Delivering the mail
“List to me while I tell you Of the Spaniard that blighted my life”! Cecil was in a good mood and he hummed the rest of his favourite song, a song he used when he was about to regale us with more of his stories.
“He shall die! He shall die! He shall die tiddly-i-ti-ti-ti-ti-ti-ti! He shall die! He shall die! For I’ll raise a bunion on his Spanish onion If I catch him bending tonight!” he finished with a flourish.
Luckily it was already mid morning and I, his daughter did not have to endure the sight of him in pajamas, bed hair and no teeth. Cecil was already up and dressed, breakfasted and ready for the journey. His Kruchens Salts container lay lidded on the sideboard ready for another morning.
I was ready too! Today was the day, 11 February 1984! Dreading what had transpired overnight in the hospital ward, we prepared for the drive. It was my time to be the driver, and he the passenger. Patiently I waited while Dad told me, again, the story of the mail deliveries he used to make in Ferntree Gully, back in the 1950s. Another drive of some significance.
“Back in those days it was a cut lunch and a thermos, trip”, he said. “I remember the early rises, collecting the mail bag from the store. You know back in the fifties people relied on the local postman. There were newspapers, letters, parcels and sometimes telegrams. Oldies stopped me for a natter and I listened as they told me their stories, of family, of heartache, illness, death or joy.”
I remembered those journeys too when I was allowed to tag along and help post the plethora of letters and flyers into people’s letter boxes. This too would become a thing of the past.
“That old Morris van was a real bone shaker! Do you remember how we would sing along; it helped to pass the time!

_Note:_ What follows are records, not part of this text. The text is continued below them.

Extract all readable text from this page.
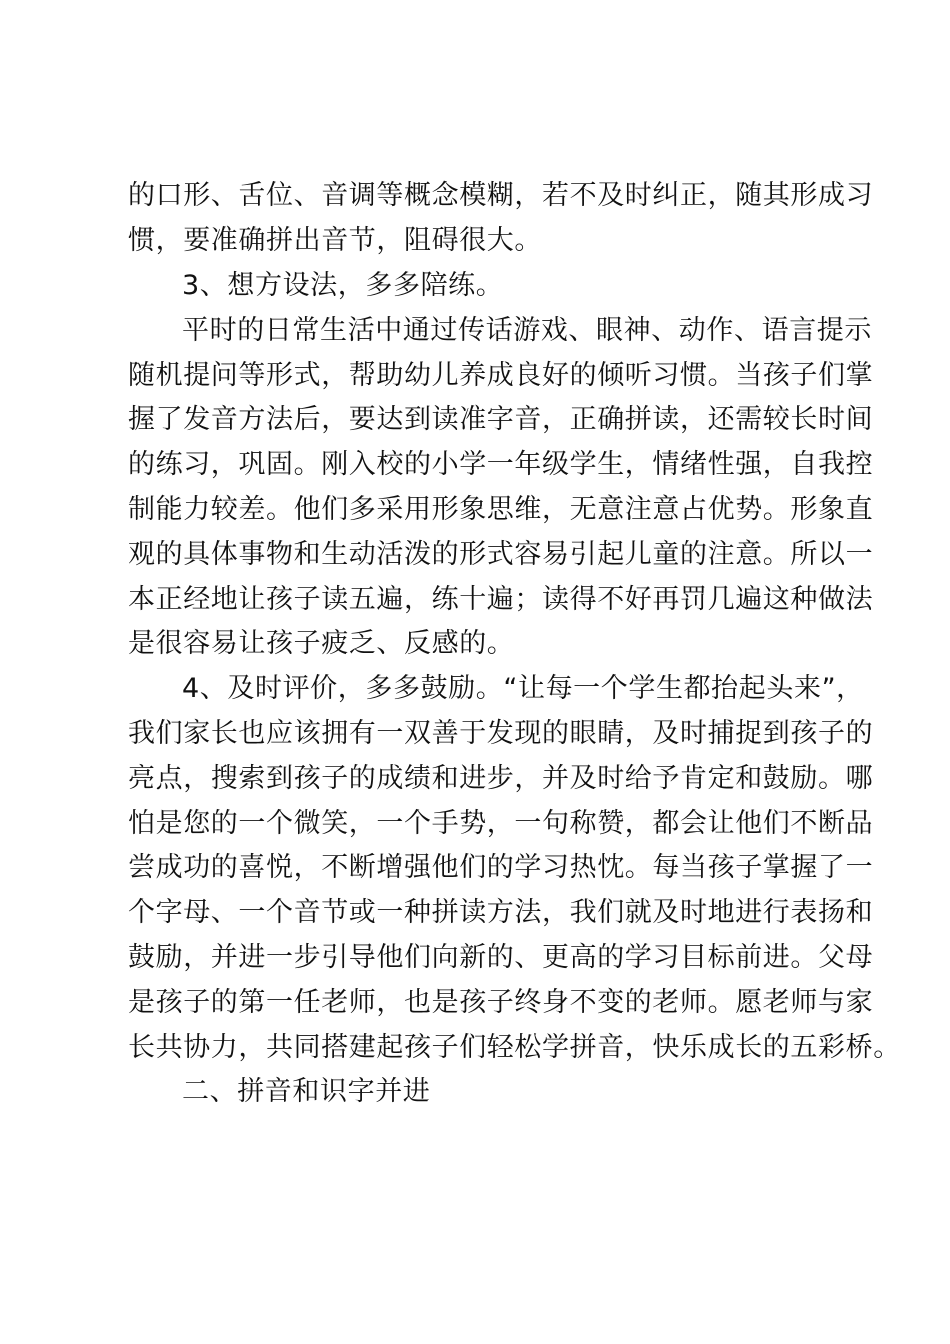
的口形、舌位、音调等概念模糊，若不及时纠正，随其形成习
惯，要准确拼出音节，阻碍很大。
3、想方设法，多多陪练。
平时的日常生活中通过传话游戏、眼神、动作、语言提示
随机提问等形式，帮助幼儿养成良好的倾听习惯。当孩子们掌
握了发音方法后，要达到读准字音，正确拼读，还需较长时间
的练习，巩固。刚入校的小学一年级学生，情绪性强，自我控
制能力较差。他们多采用形象思维，无意注意占优势。形象直
观的具体事物和生动活泼的形式容易引起儿童的注意。所以一
本正经地让孩子读五遍，练十遍；读得不好再罚几遍这种做法
是很容易让孩子疲乏、反感的。
4、及时评价，多多鼓励。“让每一个学生都抬起头来”，
我们家长也应该拥有一双善于发现的眼睛，及时捕捉到孩子的
亮点，搜索到孩子的成绩和进步，并及时给予肯定和鼓励。哪
怕是您的一个微笑，一个手势，一句称赞，都会让他们不断品
尝成功的喜悦，不断增强他们的学习热忱。每当孩子掌握了一
个字母、一个音节或一种拼读方法，我们就及时地进行表扬和
鼓励，并进一步引导他们向新的、更高的学习目标前进。父母
是孩子的第一任老师，也是孩子终身不变的老师。愿老师与家
长共协力，共同搭建起孩子们轻松学拼音，快乐成长的五彩桥。
二、拼音和识字并进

My favourite was the Spaniard, of course, and yours, well what was your favourite”? he asked.
“I had a few, but I liked it better when you sang another of your favourites – A wandering minstrel – from the Mikado, one of Mum’s favourite light operas.”
Immediately his face lit up as he recalled the lines – “A wandering minstrel, I, a thing of shreds and patches” he launched into the first verse and faltered on the last lines.
A wandering minstrel I—
A thing of shreds and patches,
Of ballads, songs and snatches,
And dreamy lullaby!
And dreamy lullaby!
“Let’s get going, Mum will be anxious to see you, my love”, he said wiping a tear from his eye and putting on his old tartan beret.